How blown-up dam sparked rare ecological rebirth in Ukraine Feature story by The Guardian
In a haunting paradox of war, destruction has become the unlikely catalyst for ecological revival along Ukraine’s lower Dnipro River. As detailed in a recent Guardian feature, the 2023 collapse of the Russian-occupied Nova Kakhovka dam— widely seen as an act of war— has triggered not only human tragedy but also one of the most dramatic instances of spontaneous environmental regeneration in Europe’s recent memory.
What has emerged from the drained Kakhovka Reservoir is not just bare earth, but a living, evolving mosaic of wetlands, meadows, and riparian forest that echoes Ukraine’s mythic past. The area, once known as Velykyi Luh or “the Great Meadow,” had been submerged for nearly 70 years. Now, it is returning.
“It is an ancient, mythic terrain, woven through Ukrainian folklore,” says Valeriy Babko, a retired history teacher and veteran. “Think of all those Cossacks galloping through its valleys of forests so dense the sun barely pierced them.”
The transformation is dramatic and swift. Satellite imagery, ecological reports, and on-the-ground observations confirm the rise of a new forest of willow and poplar, the resurgence of endangered species like the sturgeon, and the rapid return of wildlife. Scientists believe this could evolve into the largest floodplain forest in Ukraine’s steppe zone.
“We are witnessing the emergence of a massive natural floodplain forest system,” explains Oleksiy Vasyliuk, head of the Ukrainian Nature Conservation Group. “It is not a managed project. It is the land itself returning to life.”
The ecological implications are continental. A 2025 report by the Ukrainian War Environmental Consequences Work Group (UWEC) estimated that as many as 40 billion tree seeds have sprouted, signaling a large-scale spontaneous rewilding. International experts, such as Eugene Simonov of Rivers without Boundaries, see the unfolding events as rare and globally relevant.
“Restoring natural freshwater ecosystems along a 250-km stretch of the lower Dnipro could be the largest project of its kind in Europe,” Simonov notes. He adds that it could be Ukraine’s “decisive contribution” to the EU’s environmental goals.
But the resurgence is shadowed by the toxic legacy of the reservoir. When the dam broke, over 1.5 cubic kilometers of sediment containing heavy metals and industrial pollutants were released. That sludge now threatens to contaminate soils, water, and food webs. Freshwater ecologist Oleksandra Shumilova offers a stark warning:
“All these pollutants were absorbed into these fine particles that were deposited on the bottom... like an enormous sponge... When the dam was drained it sent an enormous quantity of polluted, potentially toxic waste flowing into the wider area.”

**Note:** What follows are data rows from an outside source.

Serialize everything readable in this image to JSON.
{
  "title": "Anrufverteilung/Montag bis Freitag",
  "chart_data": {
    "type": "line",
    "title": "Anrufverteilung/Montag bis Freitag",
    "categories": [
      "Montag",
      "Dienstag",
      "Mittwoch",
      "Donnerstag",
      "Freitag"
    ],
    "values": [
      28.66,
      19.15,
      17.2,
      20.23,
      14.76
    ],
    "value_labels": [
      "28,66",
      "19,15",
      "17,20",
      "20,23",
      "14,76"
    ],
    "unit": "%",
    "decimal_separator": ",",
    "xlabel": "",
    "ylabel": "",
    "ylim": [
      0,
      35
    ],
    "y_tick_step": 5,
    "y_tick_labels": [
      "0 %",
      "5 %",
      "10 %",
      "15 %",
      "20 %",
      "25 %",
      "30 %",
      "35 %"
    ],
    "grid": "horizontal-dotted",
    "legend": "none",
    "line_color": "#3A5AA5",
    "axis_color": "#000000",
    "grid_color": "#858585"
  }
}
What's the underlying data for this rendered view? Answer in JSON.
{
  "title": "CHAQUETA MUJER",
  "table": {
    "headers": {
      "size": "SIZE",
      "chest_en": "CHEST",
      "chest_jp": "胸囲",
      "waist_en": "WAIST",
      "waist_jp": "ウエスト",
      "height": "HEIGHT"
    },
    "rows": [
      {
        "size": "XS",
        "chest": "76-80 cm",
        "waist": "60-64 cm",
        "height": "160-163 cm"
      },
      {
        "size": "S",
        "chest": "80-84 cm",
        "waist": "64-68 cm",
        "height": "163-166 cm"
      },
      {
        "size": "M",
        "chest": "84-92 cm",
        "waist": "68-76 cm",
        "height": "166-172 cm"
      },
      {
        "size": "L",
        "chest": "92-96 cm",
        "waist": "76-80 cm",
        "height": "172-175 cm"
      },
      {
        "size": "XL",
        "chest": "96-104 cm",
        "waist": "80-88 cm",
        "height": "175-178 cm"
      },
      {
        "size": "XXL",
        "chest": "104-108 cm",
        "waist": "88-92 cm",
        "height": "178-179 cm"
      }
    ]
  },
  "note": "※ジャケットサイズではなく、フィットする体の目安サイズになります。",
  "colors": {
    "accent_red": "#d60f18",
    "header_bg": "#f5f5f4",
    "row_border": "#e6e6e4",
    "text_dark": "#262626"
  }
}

“Even in small concentrations, they can have negative effects on virus systems of human organisms... cancer, endocrine disruptions, problems with lungs, with kidneys.”
The long-term effects remain largely unknown, as scientists cannot access large parts of the site due to mines and ongoing shelling. Yet, in a paper co-authored by Shumilova and published in Science, the outlook for biodiversity remains cautiously hopeful: 80% of lost ecosystem functions could be restored within five years if the current regeneration continues.
Still, political uncertainty looms. Ukraine’s state hydro company, Ukrhydroenergo, has expressed intentions to rebuild the dam—a move that environmentalists say would undo the entire natural recovery.
“Rebuilding the dam the way it was would not be a recovery,” Vasyliuk says. “It would be an ecocide. It would destroy a young, spontaneous forest before we even have a chance to understand it.”
The site, much of which lies in protected zones under the Emerald Network, is a symbol of what Ukraine could offer Europe—not only in ecological resilience but in postwar vision. The UWEC report urges policymakers to recognize the moment as a rare, strategic opportunity.
“This is our biocultural sovereignty at stake,” Vasyliuk concludes. “That means our nature, our identity, our independence, and a symbol of the kind of nation we want to become.”
What began as a wartime disaster may yet become one of Europe’s great ecological experiments.
The question now is whether Ukraine will choose to preserve this unintentional gift of nature—or drown it again in pursuit of old paradigms.